Bas Kuyk, press spokesman for the Health Ministry, said: "Initial research has already begun in Amsterdam and Tilburg where the pilot projects will be carried out, to find out the best way of getting the campaign across to the public and implementing the examinations."
He said the two cities were chosen as they had a large community of eastern Africans from countries such as Somalia, where female genital mutilation is widely practised as part of the culture. He added so far no groups had spoken out against the introduction of genital checks.
"As well as checking for female genital mutilation, we also want all girls and boys to be examined for other signs of physical or sexual abuse," said Mr Kuyk.
Every year dozens of girls, mainly from African countries including Somalia and Ghana, are taken abroad for the procedure which carries serious health risks.

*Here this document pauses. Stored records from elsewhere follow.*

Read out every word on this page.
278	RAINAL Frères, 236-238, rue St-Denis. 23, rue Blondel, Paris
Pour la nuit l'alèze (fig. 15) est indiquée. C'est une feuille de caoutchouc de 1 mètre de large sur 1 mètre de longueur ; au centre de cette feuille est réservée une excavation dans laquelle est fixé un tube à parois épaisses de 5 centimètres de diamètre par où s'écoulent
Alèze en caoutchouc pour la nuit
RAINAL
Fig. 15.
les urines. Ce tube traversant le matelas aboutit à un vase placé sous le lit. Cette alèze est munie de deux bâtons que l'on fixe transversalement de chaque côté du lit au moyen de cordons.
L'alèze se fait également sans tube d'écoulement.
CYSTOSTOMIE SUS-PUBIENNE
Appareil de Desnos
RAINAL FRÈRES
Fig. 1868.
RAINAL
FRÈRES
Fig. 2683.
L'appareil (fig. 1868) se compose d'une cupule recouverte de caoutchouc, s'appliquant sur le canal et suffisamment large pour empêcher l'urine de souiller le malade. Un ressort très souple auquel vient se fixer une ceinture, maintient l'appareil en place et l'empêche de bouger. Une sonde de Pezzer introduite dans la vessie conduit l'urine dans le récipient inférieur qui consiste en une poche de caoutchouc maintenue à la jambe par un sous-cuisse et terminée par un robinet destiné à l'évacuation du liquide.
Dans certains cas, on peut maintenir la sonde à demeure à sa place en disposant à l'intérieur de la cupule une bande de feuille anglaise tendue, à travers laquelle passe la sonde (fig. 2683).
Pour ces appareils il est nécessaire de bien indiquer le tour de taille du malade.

Official figures say 50 girls living in the Netherlands were forced to have the procedure last year, but it is believed the real number may be much higher. There are currently around 20,000 young girls on the at-risk list.
Female genital mutilation is illegal in many countries, including the UK.
The Dutch commission has argued that examination of every child would speed up detection.
After the pilot, minister Mr Hoogervorst will decide whether to make it compulsory for health professionals and child abuse centres nationally to report signs of such abuse.
But the pound;1 million start-up costs of the project may make politicians reluctant to pass a bill to introduce the checks.
The cabinet is also considering a separate law specifically banning female genital mutilation, which is currently regulated under laws banning abuse.
The commission claims a separate law will give a more definite signal to parents.
Female genital mutilation refers to the removal of part, or all, of the female genitalia.
The procedure consists of removal of the clitoris, and labia minora and cutting the labia majora to create raw surfaces, which are then stitched or held together to form a cover over the vagina as they heal. A small hole is left to allow urine and menstrual blood to escape.
Currently, only boys are examined at schools to make sure they are developing correctly.